August 28, 2023
Software-driven transformation has become a critical part of product development, innovation, and maintenance. Across industries, enterprises are integrating software into their physical products to drive a more intelligent, connected, and autonomous product ecosystem and boost revenue.
Software is unlocking significantly more value in modern products and speeding up the innovation cycle at unprecedented rates, pushing organizations to keep up with constantly evolving consumer needs. Once thought of as an “add-on” to the product life cycle and value chain, software transformation is now the key to staying ahead of the competition and unlocking new revenue streams.
So what factors are driving this software revolution and influencing engineering leaders to invest heavily in this transformation? The answer is threefold: consumer, industry, and technology trends.
The expectations of modern consumers are constantly evolving. From personalized experiences, to tailored recommendations and purpose-driven brands, today’s digitally savvy customers are becoming increasingly difficult to please.
For this reason, no product today can exist as just a physical asset. Consumers want to be connected to one another -- and want their products to connect -- in seamless and innovative ways. This has made software a critical element across the entire product life cycle and is the solution to keeping consumer attention long-term. The goal for organizations is to maintain strong brand loyalty, and software transformation allows them to achieve this by introducing new business models, exposing new ways to engage with customers, and opening up new revenue streams.
Data also plays a key role. The software transformation process enables the collection of crucial user data that can reveal how the product is being interacted with by the consumer. These insights result in better and more targeted product improvements and updates of the software to provide a better user experience.
Beyond the customer, industries are constantly evolving and searching for the next best product or service. Faced with mounting environmental and customer pressures, organizations across sectors are looking for ways to define and differentiate alternate revenue streams -- a process that is significantly aided by connected products.
One example of this is the growth of as-a-service business models. The shift toward more subscription-based services has provided a win-win for customers and enterprises alike. While consumers feel that they are getting a more curated, holistic, and personalized experience, organizations are able to generate a continuous revenue stream and expand into a more advanced ecosystem.
What’s further, because of data privacy regulations, this servicization of products (also known as verticalization) allows for information and data sharing between organizations and third parties, resulting in even more cash flow. In this process, the data generated from connected products is sold to third parties, which means that the enterprise is incurring revenue from their third-party ecosystem on top of the profit they make from selling their services to customers.
Traditionally product-driven sectors such as automotive, life sciences, utilities and beyond have also shifted to become more software-driven industries. Consider the impact of advanced driver-assistance system on the automotive industry, or the growth of intelligent medical device design. The growth of these software-driven products and services has permanently altered the state of these industries.
The benefits of software transformation are especially prominent in the engineering sector. The intelligence and connectivity of smart products has resulted in improvements to the research and development process.

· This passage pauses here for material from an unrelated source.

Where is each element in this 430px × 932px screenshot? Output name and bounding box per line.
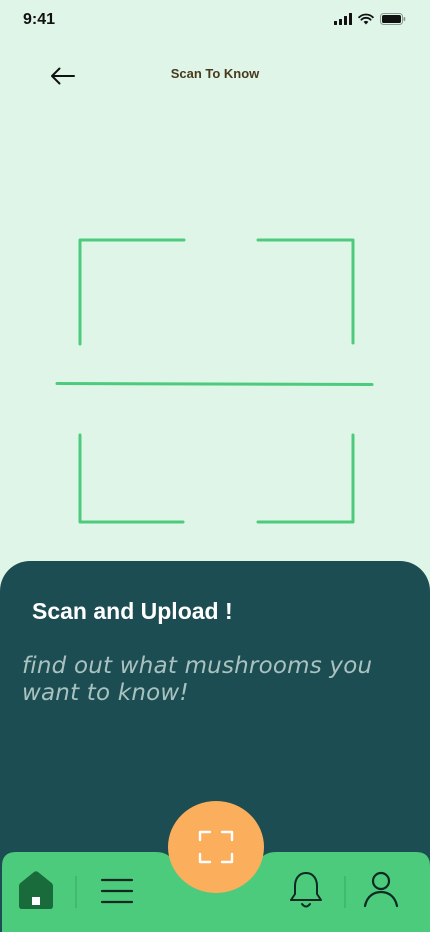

Because these products generate large amounts of data, which details everything from product performance to maintenance needs and issues, manufacturers are able to access those diagnostics to improve their features in the early stages of development -- ultimately benefiting both the end-user and the enterprise.
It is no secret that technology is a great enabler, constantly advancing and unlocking new innovative products and services. Technological innovations such as 5G, IoT, digital twins, and beyond have accelerated products to even greater heights -- and transformed the customer experience significantly. Advancements in technologies like connectivity and artificial intelligence have enabled use cases that would have seemed impossible even just a few years ago.
Cloud is a major driver of software-driven transformation, as it supports the optimization, control, monitoring, and autonomy of a product. Cloud computing is a core component of intelligent products and services, hosting product databases, offering a platform to develop product software, and providing key data analytics to improve performance and personalization.
With enhanced technology comes improvements to the overall product life cycle. Because connected products have advanced far beyond traditional models, enterprises can develop new updates and releases at a much faster cadence. Organizations can now roll out upgrades over-the-air, substantially altering the product life cycle and shortening new product release timelines.
A prime example of this is smartphone upgrades. Before smartphones, cell phones operated on a contract platform. Many consumers kept the same phone for years with no upgrades or updates, utilizing the same features and ‘applications’ as when the phone was purchased. Even with the advent of the smartphone, upgrades were still few and far between. Today, smartphones are rolling out new upgrades and models at such a fast pace, it is almost impossible for consumers to keep up. This is a result of technology evolving so quickly, and innovation happening so continuously, that customers will never be left without a new feature, color, camera, and beyond.
It is important to note that while data represents a massive opportunity to push the boundaries of what products can deliver, experts are seeing a disproportionate rise in product complexity -- especially in the digital sector. New product requirements result in new software functions, which in turn increases the complexity of the network and the software architecture.
Software transformation is at the top of the Intelligent Industry agenda -- and for good reason.
The combination of high customer expectations, paired with the speed of industry and technological advancement, should signal to leaders that software transformation should be high on their priority list and push them to evaluate how to incorporate these initiatives into their roadmaps.